Nina is altogether incapable of evaluating the quality of a perfume. Left to her own devices, she might well choose Pink Sugar--for its "pretty pink" color, as she describes the grapefruit her mother serves her for breakfast. Pink is also the color of the huge, thickly iced strawberry cake Erica buys to celebrate her daughter's success in being named the Swan Queen. 

Beth's bottle in all likelihood contains Chanel no 5. Why? Because it is a famous and even legendary perfume--perfect for a princess. Nina believes that by following Beth's example, she can become Leroy's new "little princess". Judging by her mother's silence on the matter, it seems that Nina does not really wear the perfume, except perhaps for her visit to Mr. Leroy's office, where she asks for the lead role of the Swan Queen in the upcoming production of Swan Lake. 

Nina may have worn the perfume along with the lipstick in her desperate effort to win the lead role, for the director does note that she has come to him all "dolled up". However, the aspiring Swan Queen definitely does not wear the perfume at home.

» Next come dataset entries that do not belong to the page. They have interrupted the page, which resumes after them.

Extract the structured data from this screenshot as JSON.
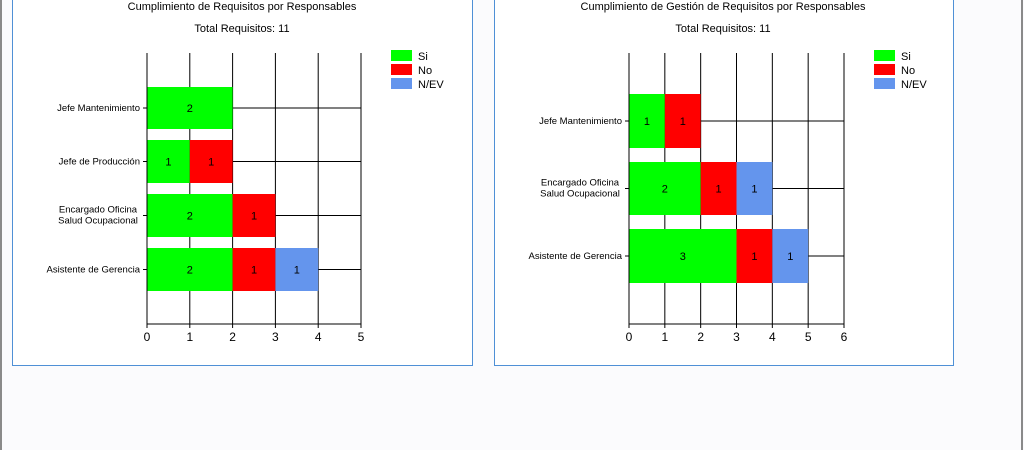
{
  "colors": {
    "si": "#00ff00",
    "no": "#ff0000",
    "nev": "#6495ed",
    "frame": "#4f90d6"
  },
  "chart_data": [
    {
      "type": "bar",
      "orientation": "horizontal",
      "stacked": true,
      "title": "Cumplimiento de Requisitos por Responsables",
      "subtitle": "Total Requisitos: 11",
      "categories": [
        "Asistente de Gerencia",
        "Encargado Oficina Salud Ocupacional",
        "Jefe de Producción",
        "Jefe Mantenimiento"
      ],
      "category_lines": [
        [
          "Asistente de Gerencia"
        ],
        [
          "Encargado Oficina",
          "Salud Ocupacional"
        ],
        [
          "Jefe de Producción"
        ],
        [
          "Jefe Mantenimiento"
        ]
      ],
      "series": [
        {
          "name": "Si",
          "values": [
            2,
            2,
            1,
            2
          ]
        },
        {
          "name": "No",
          "values": [
            1,
            1,
            1,
            0
          ]
        },
        {
          "name": "N/EV",
          "values": [
            1,
            0,
            0,
            0
          ]
        }
      ],
      "xlim": [
        0,
        5
      ],
      "xticks": [
        "0",
        "1",
        "2",
        "3",
        "4",
        "5"
      ],
      "grid": true,
      "legend": "top-right"
    },
    {
      "type": "bar",
      "orientation": "horizontal",
      "stacked": true,
      "title": "Cumplimiento de Gestión de Requisitos por Responsables",
      "subtitle": "Total Requisitos: 11",
      "categories": [
        "Asistente de Gerencia",
        "Encargado Oficina Salud Ocupacional",
        "Jefe Mantenimiento"
      ],
      "category_lines": [
        [
          "Asistente de Gerencia"
        ],
        [
          "Encargado Oficina",
          "Salud Ocupacional"
        ],
        [
          "Jefe Mantenimiento"
        ]
      ],
      "series": [
        {
          "name": "Si",
          "values": [
            3,
            2,
            1
          ]
        },
        {
          "name": "No",
          "values": [
            1,
            1,
            1
          ]
        },
        {
          "name": "N/EV",
          "values": [
            1,
            1,
            0
          ]
        }
      ],
      "xlim": [
        0,
        6
      ],
      "xticks": [
        "0",
        "1",
        "2",
        "3",
        "4",
        "5",
        "6"
      ],
      "grid": true,
      "legend": "top-right"
    }
  ]
}
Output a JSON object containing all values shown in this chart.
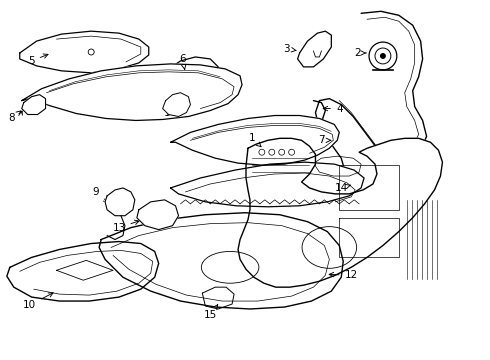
{
  "background_color": "#ffffff",
  "line_color": "#000000",
  "figsize": [
    4.9,
    3.6
  ],
  "dpi": 100,
  "font_size": 7.5
}
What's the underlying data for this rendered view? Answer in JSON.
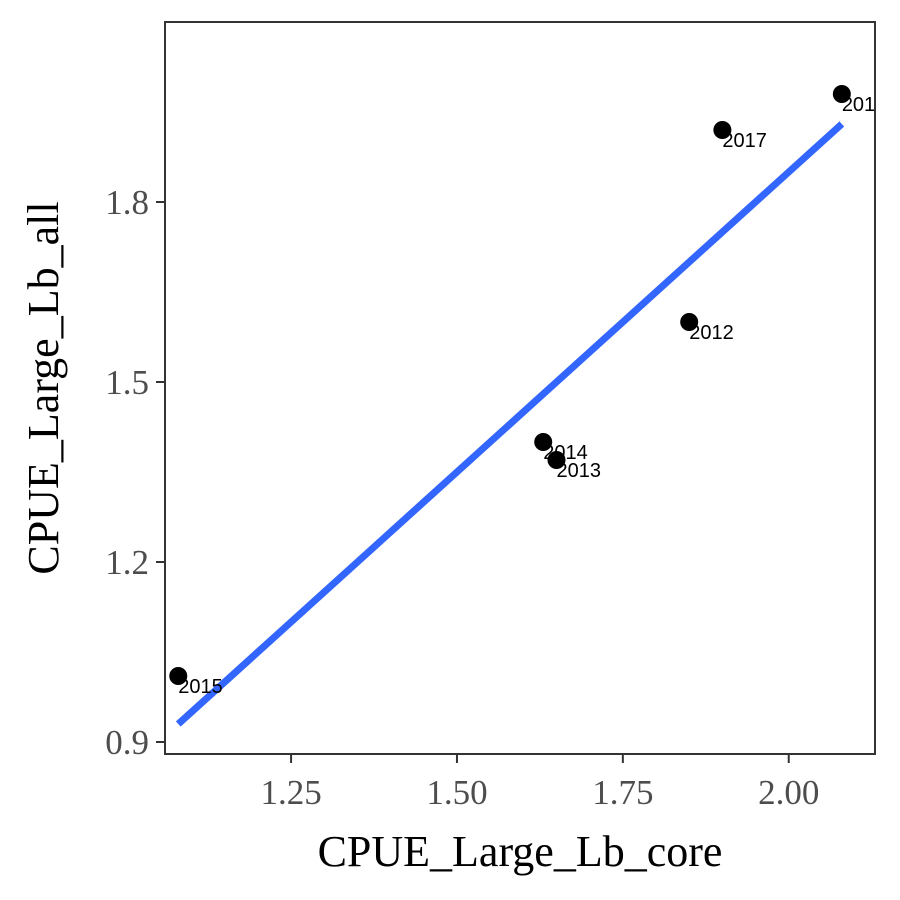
{
  "chart_data": {
    "type": "scatter",
    "title": "",
    "xlabel": "CPUE_Large_Lb_core",
    "ylabel": "CPUE_Large_Lb_all",
    "xlim": [
      1.06,
      2.13
    ],
    "ylim": [
      0.88,
      2.1
    ],
    "x_ticks": [
      1.25,
      1.5,
      1.75,
      2.0
    ],
    "x_tick_labels": [
      "1.25",
      "1.50",
      "1.75",
      "2.00"
    ],
    "y_ticks": [
      0.9,
      1.2,
      1.5,
      1.8
    ],
    "y_tick_labels": [
      "0.9",
      "1.2",
      "1.5",
      "1.8"
    ],
    "grid": false,
    "points": [
      {
        "label": "2015",
        "x": 1.08,
        "y": 1.01
      },
      {
        "label": "2014",
        "x": 1.63,
        "y": 1.4
      },
      {
        "label": "2013",
        "x": 1.65,
        "y": 1.37
      },
      {
        "label": "2012",
        "x": 1.85,
        "y": 1.6
      },
      {
        "label": "2017",
        "x": 1.9,
        "y": 1.92
      },
      {
        "label": "201",
        "x": 2.08,
        "y": 1.98
      }
    ],
    "fit_line": {
      "x": [
        1.08,
        2.08
      ],
      "y": [
        0.93,
        1.93
      ],
      "color": "#3366ff"
    },
    "point_color": "#000000",
    "panel_border_color": "#333333"
  }
}
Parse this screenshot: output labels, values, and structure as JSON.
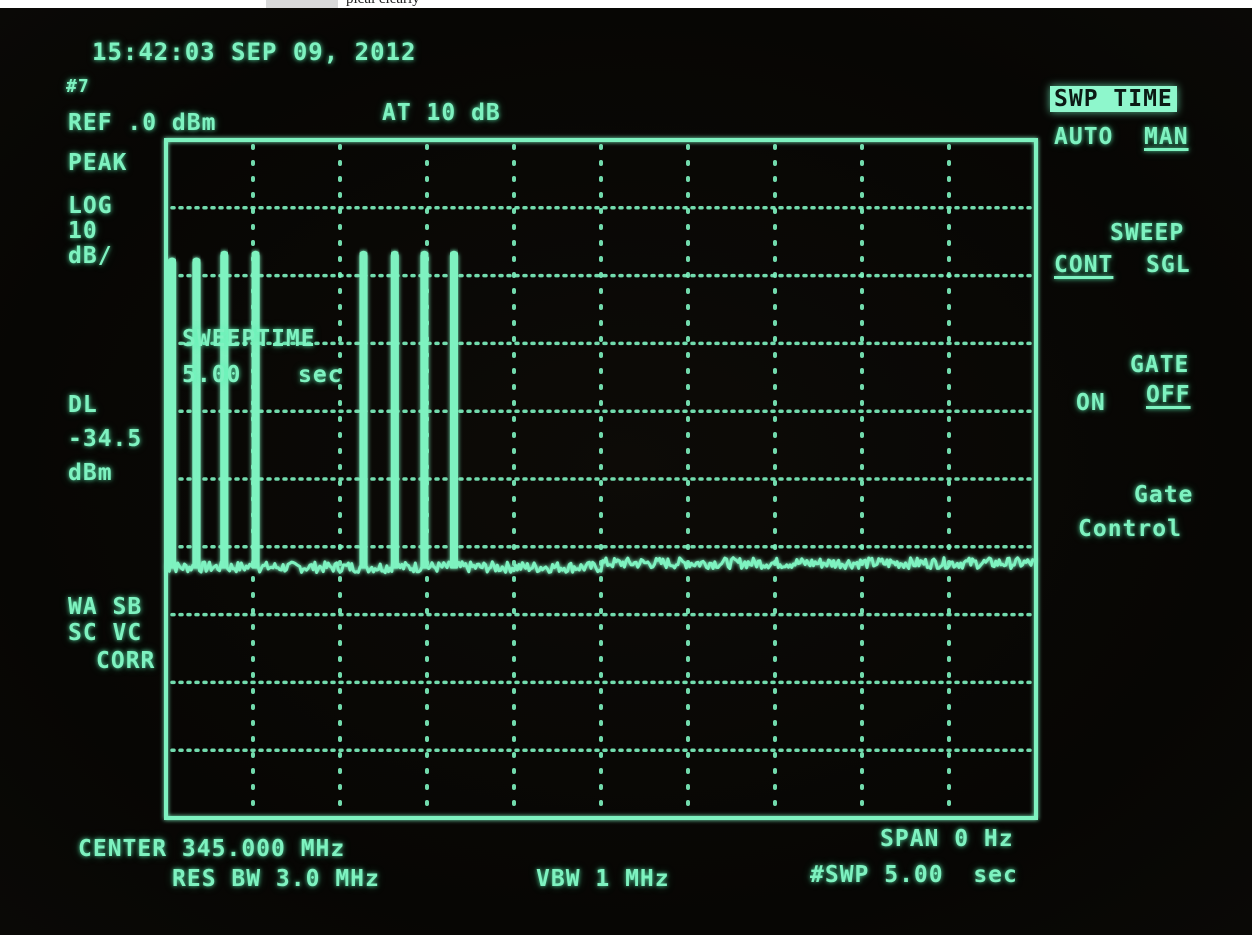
{
  "top_caption": "pical clearly",
  "status": {
    "timestamp": "15:42:03 SEP 09, 2012",
    "marker_glyph": "#7",
    "ref_level": "REF .0 dBm",
    "attenuation": "AT 10 dB",
    "detector": "PEAK",
    "scale_type": "LOG",
    "scale_value": "10",
    "scale_unit": "dB/",
    "display_line_label": "DL",
    "display_line_value": "-34.5",
    "display_line_unit": "dBm",
    "sweep_time_label": "SWEEPTIME",
    "sweep_time_value": "5.00",
    "sweep_time_unit": "sec",
    "corrections": [
      "WA SB",
      "SC VC",
      "CORR"
    ]
  },
  "bottom": {
    "center": "CENTER 345.000 MHz",
    "res_bw": "RES BW 3.0 MHz",
    "vbw": "VBW 1 MHz",
    "span": "SPAN 0 Hz",
    "sweep": "#SWP 5.00  sec"
  },
  "softkeys": {
    "swp_time": {
      "title": "SWP TIME",
      "opt1": "AUTO",
      "opt2": "MAN",
      "active": "MAN"
    },
    "sweep": {
      "title": "SWEEP",
      "opt1": "CONT",
      "opt2": "SGL",
      "active": "CONT"
    },
    "gate": {
      "title": "GATE",
      "opt1": "ON",
      "opt2": "OFF",
      "active": "OFF"
    },
    "gate_control": {
      "line1": "Gate",
      "line2": "Control"
    }
  },
  "colors": {
    "phosphor": "#7ef2c0",
    "background": "#070604",
    "highlight": "#8ef7cc"
  },
  "chart_data": {
    "type": "line",
    "x_unit": "sec",
    "y_unit": "dBm",
    "xlim": [
      0,
      5.0
    ],
    "ylim": [
      -100,
      0
    ],
    "grid": true,
    "display_line_dbm": -34.5,
    "noise_floor_dbm": -63,
    "pulses": [
      {
        "t": 0.02,
        "peak_dbm": -18
      },
      {
        "t": 0.16,
        "peak_dbm": -18
      },
      {
        "t": 0.32,
        "peak_dbm": -17
      },
      {
        "t": 0.5,
        "peak_dbm": -17
      },
      {
        "t": 1.12,
        "peak_dbm": -17
      },
      {
        "t": 1.3,
        "peak_dbm": -17
      },
      {
        "t": 1.47,
        "peak_dbm": -17
      },
      {
        "t": 1.64,
        "peak_dbm": -17
      }
    ]
  }
}
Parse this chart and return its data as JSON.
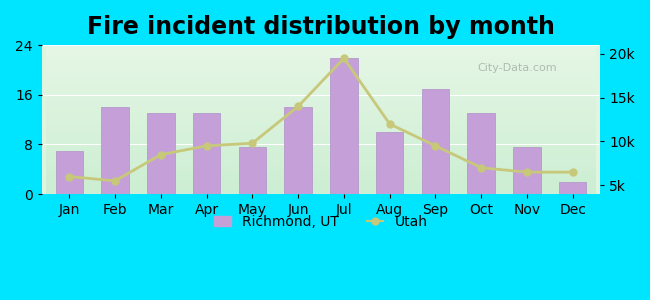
{
  "title": "Fire incident distribution by month",
  "months": [
    "Jan",
    "Feb",
    "Mar",
    "Apr",
    "May",
    "Jun",
    "Jul",
    "Aug",
    "Sep",
    "Oct",
    "Nov",
    "Dec"
  ],
  "richmond_values": [
    7,
    14,
    13,
    13,
    7.5,
    14,
    22,
    10,
    17,
    13,
    7.5,
    2
  ],
  "utah_values": [
    6000,
    5500,
    8500,
    9500,
    9800,
    14000,
    19500,
    12000,
    9500,
    7000,
    6500,
    6500
  ],
  "bar_color": "#c5a0d8",
  "bar_edge_color": "#b090c8",
  "line_color": "#c8c87a",
  "marker_color": "#c8c87a",
  "outer_bg": "#00e5ff",
  "left_ylim": [
    0,
    24
  ],
  "left_yticks": [
    0,
    8,
    16,
    24
  ],
  "right_ylim": [
    4000,
    21000
  ],
  "right_yticks": [
    5000,
    10000,
    15000,
    20000
  ],
  "right_yticklabels": [
    "5k",
    "10k",
    "15k",
    "20k"
  ],
  "title_fontsize": 17,
  "tick_fontsize": 10,
  "legend_fontsize": 10,
  "watermark": "City-Data.com"
}
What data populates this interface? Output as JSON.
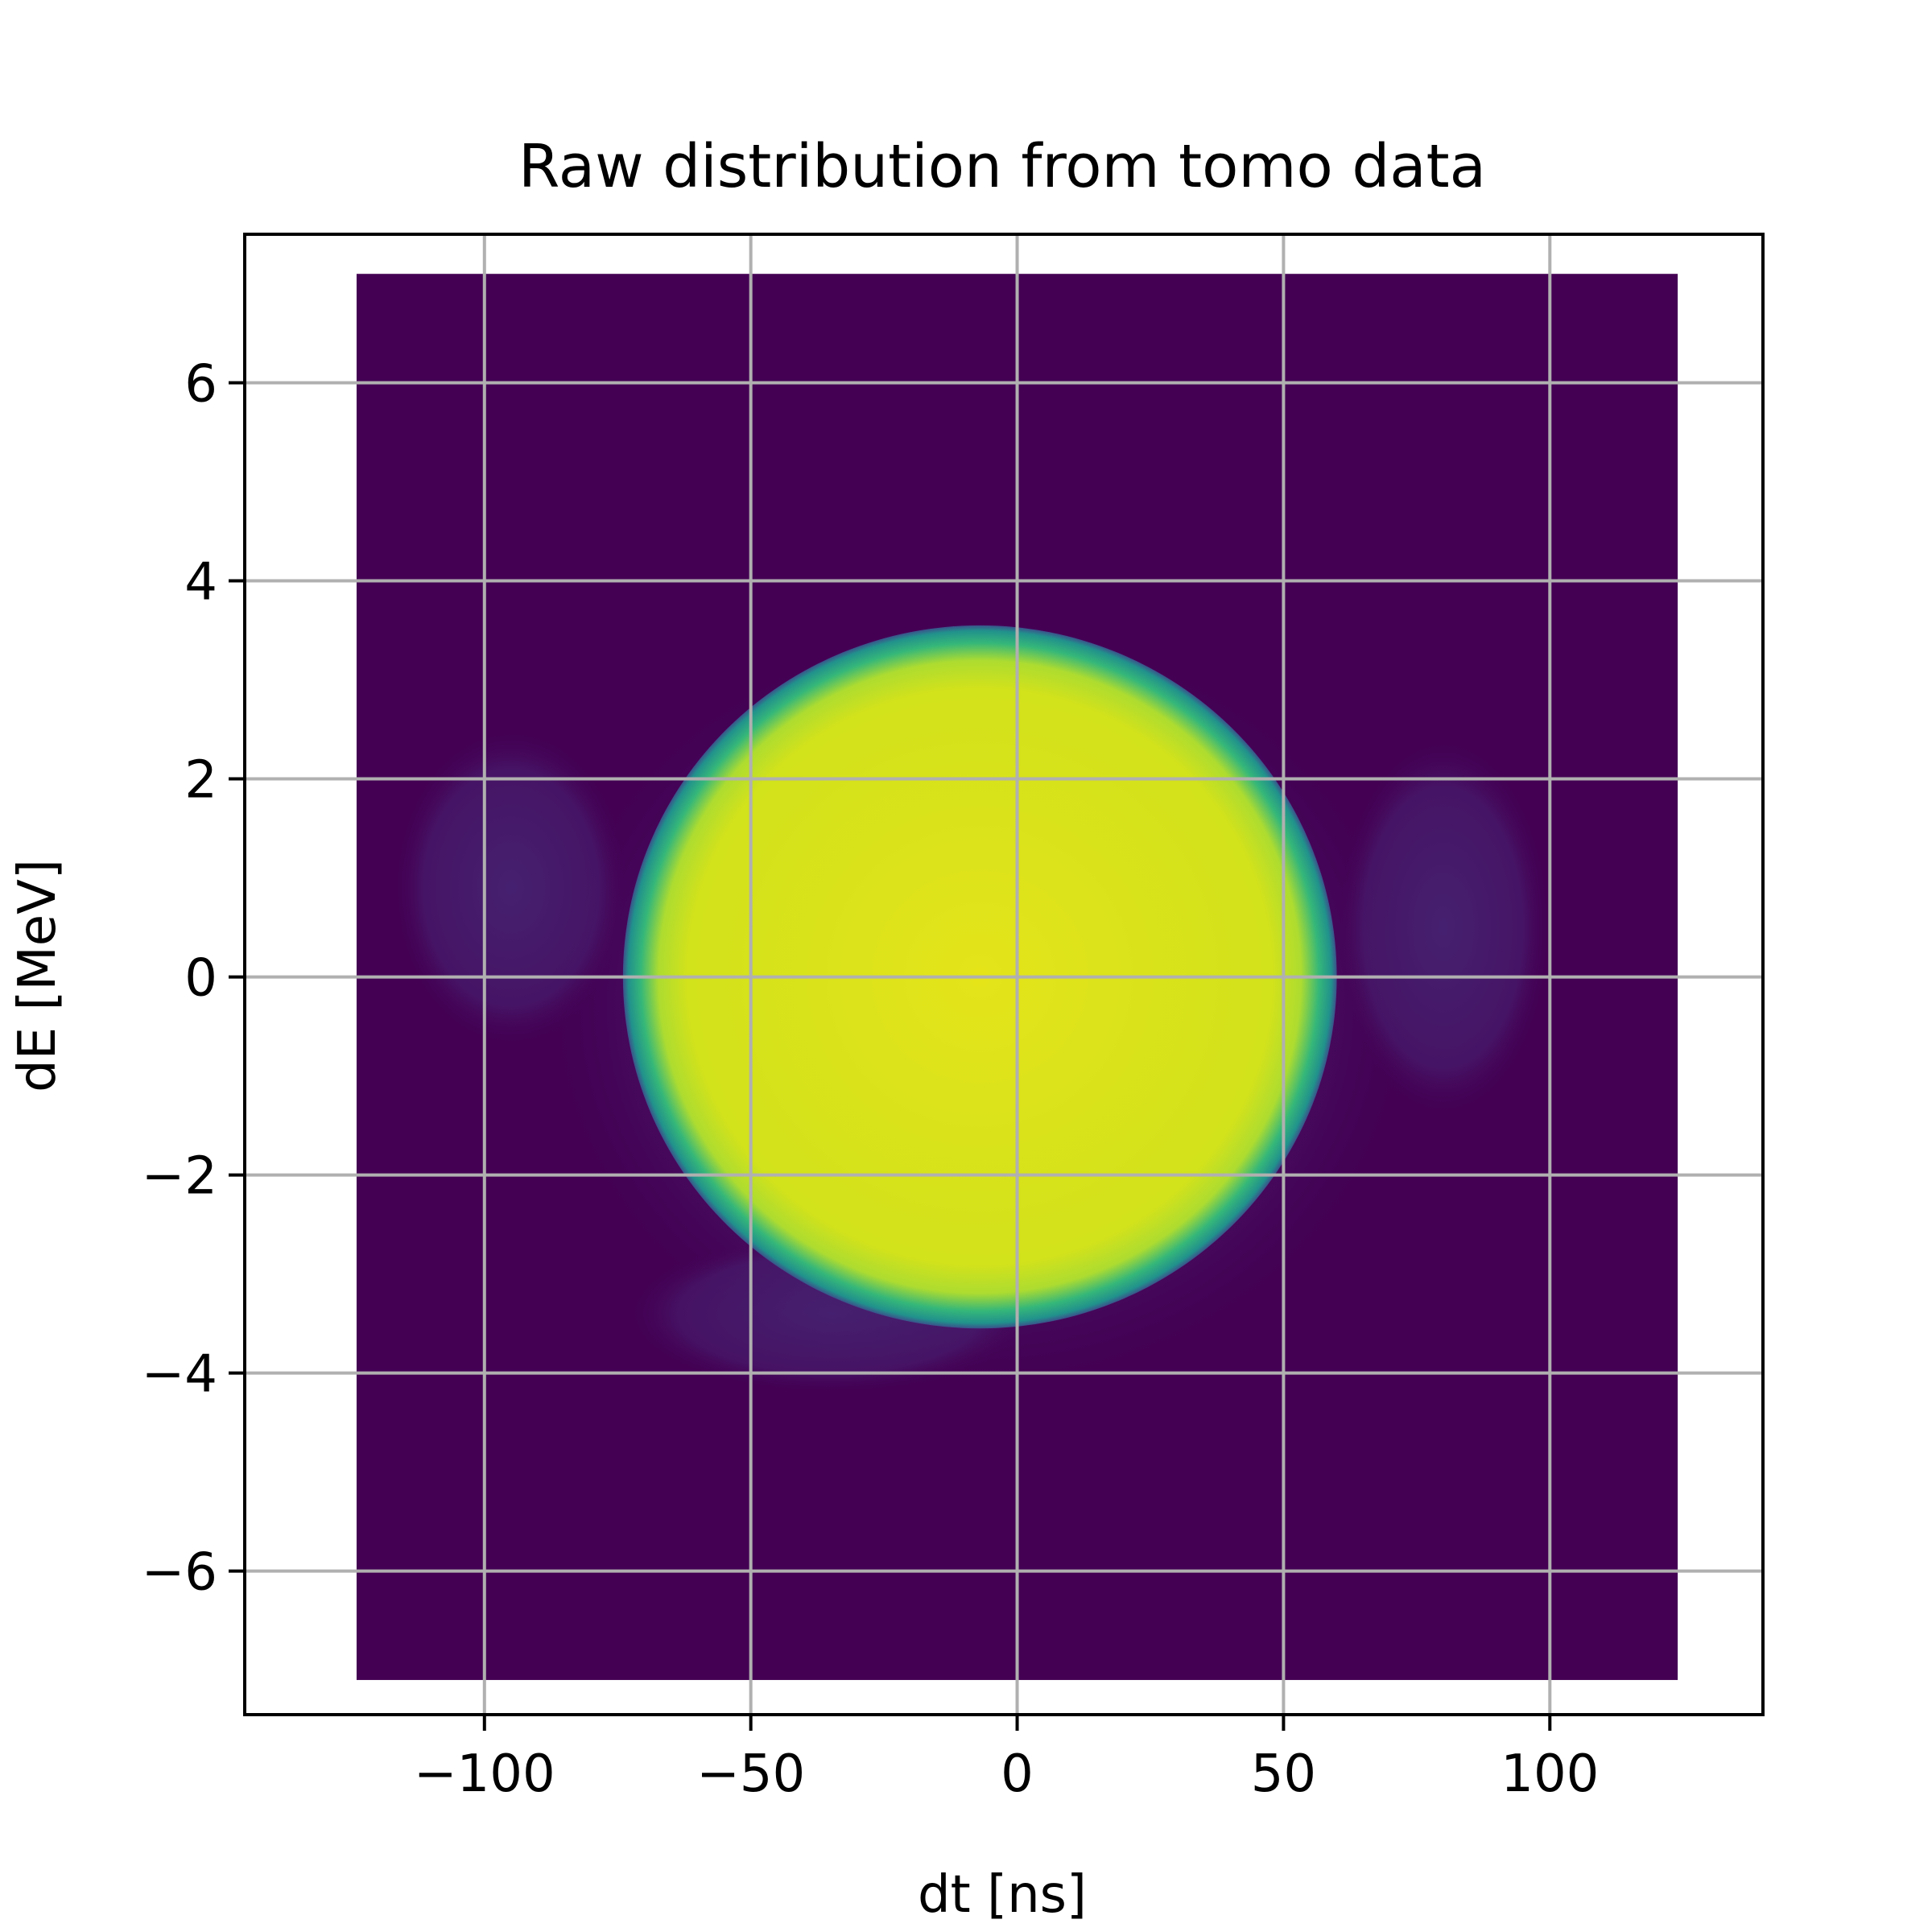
{
  "chart_data": {
    "type": "heatmap",
    "title": "Raw distribution from tomo data",
    "xlabel": "dt [ns]",
    "ylabel": "dE [MeV]",
    "xlim": [
      -145,
      140
    ],
    "ylim": [
      -7.45,
      7.5
    ],
    "x_ticks": [
      -100,
      -50,
      0,
      50,
      100
    ],
    "y_ticks": [
      -6,
      -4,
      -2,
      0,
      2,
      4,
      6
    ],
    "x_tick_labels": [
      "−100",
      "−50",
      "0",
      "50",
      "100"
    ],
    "y_tick_labels": [
      "−6",
      "−4",
      "−2",
      "0",
      "2",
      "4",
      "6"
    ],
    "grid": true,
    "colormap": "viridis",
    "background_color": "#440154",
    "image_extent": {
      "x": [
        -124,
        124
      ],
      "y": [
        -7.1,
        7.1
      ]
    },
    "distribution": {
      "shape": "filled ellipse (saturated core)",
      "center_x": -7,
      "center_y": 0,
      "semi_axis_x": 67,
      "semi_axis_y": 3.55,
      "core_color": "#dfe318",
      "edge_color": "#21918c"
    },
    "faint_halo": {
      "description": "faint filamentation on left, right and lower side",
      "x_range": [
        -120,
        100
      ],
      "y_range": [
        -4.3,
        2.5
      ]
    }
  }
}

Her mother takes note of the diamond studs in her daughter's ears but says not a word about the perfume scent which surely would waft strongly from anyone who applied Chanel no 5 to her skin. The best explanation may simply be that Nina takes a hot shower and lathers up with Camay soap to maintain her pink sheen after each day's rehearsal and before taking the subway home.

In the end, Nina dies having tasted, she says, perfection. In reality, she has been released from her suffering, her bleeding fingers and toes, once and for all.